Are City immune? We may appear to be over some difficult times, but a quick look at the club’s history suggests it may not be the last. It’s vital we live within our means, build up the club on solid foundations and make decisions for the long term good of the club – not short term gambles. Refusing to pay £60,000 for Jon Shaw may be considered as lacking ambition by some, but compared to City’s activities in the transfer market since relegation from the Premiership in 2001 it would have been an extravagant signing.

Clearly money is still not awash at City, but the situation has improved significantly. It would be easy to sink it all into buying players, gambling on short term success and hope it then brings in money; but only four teams will get promoted from League Two this season and football’s competitive nature will mean if City are among them it will be an outstanding achievement rather than our right.

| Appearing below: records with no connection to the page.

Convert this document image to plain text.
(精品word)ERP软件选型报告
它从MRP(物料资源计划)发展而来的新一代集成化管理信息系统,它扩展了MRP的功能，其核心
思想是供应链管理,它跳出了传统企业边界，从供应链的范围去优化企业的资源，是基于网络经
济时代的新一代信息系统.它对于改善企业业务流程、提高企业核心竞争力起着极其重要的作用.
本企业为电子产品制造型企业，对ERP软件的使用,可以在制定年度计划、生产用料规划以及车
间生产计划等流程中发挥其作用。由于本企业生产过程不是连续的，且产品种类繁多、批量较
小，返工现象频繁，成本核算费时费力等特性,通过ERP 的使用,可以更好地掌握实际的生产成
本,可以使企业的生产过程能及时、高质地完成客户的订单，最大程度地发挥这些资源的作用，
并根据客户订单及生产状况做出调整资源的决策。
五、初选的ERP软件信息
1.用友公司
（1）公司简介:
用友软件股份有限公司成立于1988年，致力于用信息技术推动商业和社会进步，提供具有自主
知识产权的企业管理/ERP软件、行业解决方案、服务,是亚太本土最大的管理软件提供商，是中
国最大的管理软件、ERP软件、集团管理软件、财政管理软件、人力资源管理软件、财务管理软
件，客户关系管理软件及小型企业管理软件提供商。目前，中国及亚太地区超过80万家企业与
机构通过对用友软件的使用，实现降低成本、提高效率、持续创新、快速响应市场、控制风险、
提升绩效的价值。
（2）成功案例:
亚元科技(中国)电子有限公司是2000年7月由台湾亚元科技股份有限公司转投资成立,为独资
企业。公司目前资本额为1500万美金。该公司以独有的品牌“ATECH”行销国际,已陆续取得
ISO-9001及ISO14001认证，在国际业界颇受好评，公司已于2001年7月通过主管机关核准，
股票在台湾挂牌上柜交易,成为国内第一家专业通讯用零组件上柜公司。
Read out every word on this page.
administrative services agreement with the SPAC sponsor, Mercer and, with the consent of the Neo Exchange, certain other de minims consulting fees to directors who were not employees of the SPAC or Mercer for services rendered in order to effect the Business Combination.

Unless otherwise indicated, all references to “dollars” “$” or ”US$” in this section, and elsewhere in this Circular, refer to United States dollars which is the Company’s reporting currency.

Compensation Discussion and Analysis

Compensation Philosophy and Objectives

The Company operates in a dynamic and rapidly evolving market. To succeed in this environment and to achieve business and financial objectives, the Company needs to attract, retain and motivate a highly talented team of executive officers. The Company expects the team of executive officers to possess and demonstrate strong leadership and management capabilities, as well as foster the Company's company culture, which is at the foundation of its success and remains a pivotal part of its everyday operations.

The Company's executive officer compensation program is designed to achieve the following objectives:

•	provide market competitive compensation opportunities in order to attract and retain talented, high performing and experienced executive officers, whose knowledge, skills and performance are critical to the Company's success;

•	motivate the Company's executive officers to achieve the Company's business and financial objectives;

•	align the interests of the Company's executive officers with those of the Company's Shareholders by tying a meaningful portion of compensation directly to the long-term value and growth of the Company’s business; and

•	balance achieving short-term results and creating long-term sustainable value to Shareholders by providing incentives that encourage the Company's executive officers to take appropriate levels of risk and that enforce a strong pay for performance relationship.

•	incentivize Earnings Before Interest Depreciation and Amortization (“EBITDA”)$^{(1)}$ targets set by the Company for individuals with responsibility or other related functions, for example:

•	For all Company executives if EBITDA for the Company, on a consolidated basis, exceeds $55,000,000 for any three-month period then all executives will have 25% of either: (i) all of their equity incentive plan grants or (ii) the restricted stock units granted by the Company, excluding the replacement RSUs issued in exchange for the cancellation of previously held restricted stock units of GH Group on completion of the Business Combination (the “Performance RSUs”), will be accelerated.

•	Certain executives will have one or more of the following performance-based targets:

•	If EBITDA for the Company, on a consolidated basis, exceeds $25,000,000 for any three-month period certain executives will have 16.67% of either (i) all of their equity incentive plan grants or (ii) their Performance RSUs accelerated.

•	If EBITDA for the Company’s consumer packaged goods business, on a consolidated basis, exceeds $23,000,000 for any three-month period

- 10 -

It may seem wrong to hear City talk of extravagant link ups across the world and it may ultimately be ruled out as a waste of time; but, as the lower reaches of the game experiences more difficulties and our local neighbours face up to going out of existence, now should be the time for ensuring we never again end up in such a situation. The merits of building ‘the brand’ in Mexico will be carefully considered – not for helping the club get promoted this season, but determining what it can bring City in the years to come.

I’m not losing any sleep over Jon Shaw

City have not gone for Jon Shaw the Halifax striker who ended up going to Rochdale for £60,000 and I’m more than happy about that.

Stuart McCall made it clear that he would have Shaw as a squad man but not for that price and I could not agree more.  For the cost of buying Shaw Rochdale could have paid a good League Two players wage.

That is the reality of football in 2008 in League Two.  You don’t pay transfer fees anymore cause there are loads players who want jobs and at least one of them will be out of contract so rather than giving his club the cash you might as well give some of it to him as a signing on fee.  Football has been like that since Bosman in most divisions.

We all know this so we can ignore the moronic calls that City should have paid for Shaw and that Rochdale are more ambitous than we are.  The £35,000 we paid for Billy Topp might come to something in the future but as a rule if you are paying for players you are wasting money.

It is not amibition that makes a club spend £60,000 on a player it is gambling.  Gambling on promotion, gambling on a resale, gambling that they have found the difference between a good season and a bad one it is a chance that I’m glad that City are not ready to take especially not on a kid forward who despite some noisey City fans saying was a proven goalscorer has only got goals outside the league and was rejected by Sheffield Wednesday.

Good look to Rochdale and that but I’m glad that City are putting the money we have into senior professionals like Graeme Lee and Paul McLaren and not throwing it after the latest kid to bang in a few goals outside the pro-leagues.